Penghapusan tersebut, lanjut Adib, membuat tidak ada lagi kepastian hukum bagi setiap warga negara dalam pembiayaan kesehatan. Ada potensi masyarakat dihadapkan pada privatisasi, bisnis, komersialisasi kesehatan yang justru tidak sejalan dengan upaya pemerataan akses kesehatan.
”Ini (penghapusan mandatory spending) justru membawa konsekuensi pada ketahanan kesehatan nasional Indonesia,” ucap Adib dalam siaran video IDI, Rabu (12/7/2023).
Dihubungi secara terpisah, anggota DPR dari Fraksi Partai Demokrat, Dede Yusuf Effendi, mengatakan, penghapusan mandatory spending berartihilangnya komitmen negara dalam pembiayaan kesehatan. Kepastian alokasi anggaran serta tercantum dalam UU berarti menunjukkan komitmen dari negara.
”Hilangnya komitmen ini akan membuat kemungkinan pembatalan anggaran atau perubahan anggaran. Itu akan mengancam ketahanan kesehatan,” katanya.
Dede mengindikasi, ketidakpastian anggaran akan memunculkan kemungkinan pembiayaan kesehatan dibebankan pada sektor bisnis. ”Padahal, kesehatan merupakan tanggung jawab negara yang paling prioritas,” ucapnya.
Terkait anggaran kesehatan ini, Juru Bicara Kementerian Kesehatan Mohammad Syahril mengungkapkan, penghapusan mandatory spending diubah menjadi mekanisme penganggaran berbasis program. Hal ini akan membuat skema pengalokasian anggaran lebih terukur.
Alokasi anggaran telah diperhitungkan sesuai dengan program dan laporan kinerja yang dilaporkan.

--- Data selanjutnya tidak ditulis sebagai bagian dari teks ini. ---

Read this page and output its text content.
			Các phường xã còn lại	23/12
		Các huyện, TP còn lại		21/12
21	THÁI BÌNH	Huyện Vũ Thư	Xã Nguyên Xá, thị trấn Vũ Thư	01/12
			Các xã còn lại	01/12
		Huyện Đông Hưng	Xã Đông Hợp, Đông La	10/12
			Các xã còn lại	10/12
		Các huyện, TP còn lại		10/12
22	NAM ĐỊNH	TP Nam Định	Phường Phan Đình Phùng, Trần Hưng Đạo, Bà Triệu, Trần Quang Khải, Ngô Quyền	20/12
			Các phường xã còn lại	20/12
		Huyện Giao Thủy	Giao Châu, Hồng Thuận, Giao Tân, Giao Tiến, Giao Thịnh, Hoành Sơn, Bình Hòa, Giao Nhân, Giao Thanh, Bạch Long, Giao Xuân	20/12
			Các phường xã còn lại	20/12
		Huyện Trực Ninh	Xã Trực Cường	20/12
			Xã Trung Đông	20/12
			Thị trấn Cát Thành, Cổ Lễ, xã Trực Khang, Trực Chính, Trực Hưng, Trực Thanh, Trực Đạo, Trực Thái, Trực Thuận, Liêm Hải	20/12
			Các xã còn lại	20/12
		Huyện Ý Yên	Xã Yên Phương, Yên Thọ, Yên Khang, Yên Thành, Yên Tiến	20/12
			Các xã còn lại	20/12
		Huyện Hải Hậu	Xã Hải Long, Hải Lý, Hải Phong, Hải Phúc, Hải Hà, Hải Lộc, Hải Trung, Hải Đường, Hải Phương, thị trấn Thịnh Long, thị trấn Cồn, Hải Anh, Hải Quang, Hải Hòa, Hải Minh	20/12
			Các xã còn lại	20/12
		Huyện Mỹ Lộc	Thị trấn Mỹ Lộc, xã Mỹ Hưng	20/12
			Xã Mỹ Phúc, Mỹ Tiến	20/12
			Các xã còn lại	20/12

”Seperti yang disampaikan Menteri Kesehatan (Budi Gunadi Sadikin) kemarin, ke depan yang didahulukan melihat program, kemudian dianggarkan,” kata Syahril saat dihubungi dari Jakarta, Rabu (12/7/2023).
Masih diperlukan
CEO Center for Indonesia’s Strategic Development Initiatives (CISDI) Diah Satyani Saminarsih mengutarakan, kewajiban alokasi masih diperlukan. Saat masih berlaku saja, masih ada daerah yang proporsi anggaran kesehatannya kurang dari 10 persen.
Diah memaparkan, masih ada 58 dari 514 kabupaten/kota di Indonesia yang proporsi anggaran kesehatannya di bawah 10 persen pada 2021, dengan distribusi alokasi timpang.
”Realitas di lapangan memprihatinkan. Prioritas pembangunan kesehatan nasional sulit terlaksana di daerah dengan dalih keterbatasan anggaran. Sektor kesehatan juga kerap tidak jadi prioritas penyusunan rencana pembangunan daerah,” ujar Diah (Kompas.id, 11/7/2023).
”Hilangnya mandatory spending (belanja wajib) anggaran kesehatan membuat tidak ada jaminan atau komitmen perbaikan untuk menguatkan sistem kesehatan di tingkat pusat ataupun daerah,” ujar Diah.
Sementara itu, Kepala Pusat Kebijakan Pembiayaan dan Desentralisasi Kesehatan Kementerian Kesehatan Yuli Farianti mencoba meyakinkan, penghapusan mandatory spending justru akan membuat pengelolaan anggaran jauh lebih terukur. Dalam skema yang termuat dalam Rencana Induk Kesehatan, alokasi anggaran berbasis program akan diatur setiap tahun bersama DPR.
Adapun segala hal yang menjadi kebutuhan setiap daerah akan diatur berdasarkan program dan kinerja pemerintah daerah. ”Akan disusun rencananya dulu, setiap tahun dibahas dengan DPR. Acuannya penganggaran berdasarkan laporan kinerja di suatu daerah,” katanya.
Yuli mencontohkan, ada temuan di sejumlah daerah, anggaran kesehatan justru tidak digunakan sesuai peruntukan. Dengan demikian, evaluasi mandatory spending diperlukan untuk memastikan alokasi anggaran bisa terukur di setiap daerah.
Dia menambahkan, skema penganggaran berbasis kinerja justru akan memangkas disparitas anggaran di setiap daerah yang belum merata. ”Jadi, daerah tidak perlu khawatir, alokasi anggaran telah diperhitungkan sesuai dengan program dan laporan kinerja yang dilaporkan,” kata Yuli.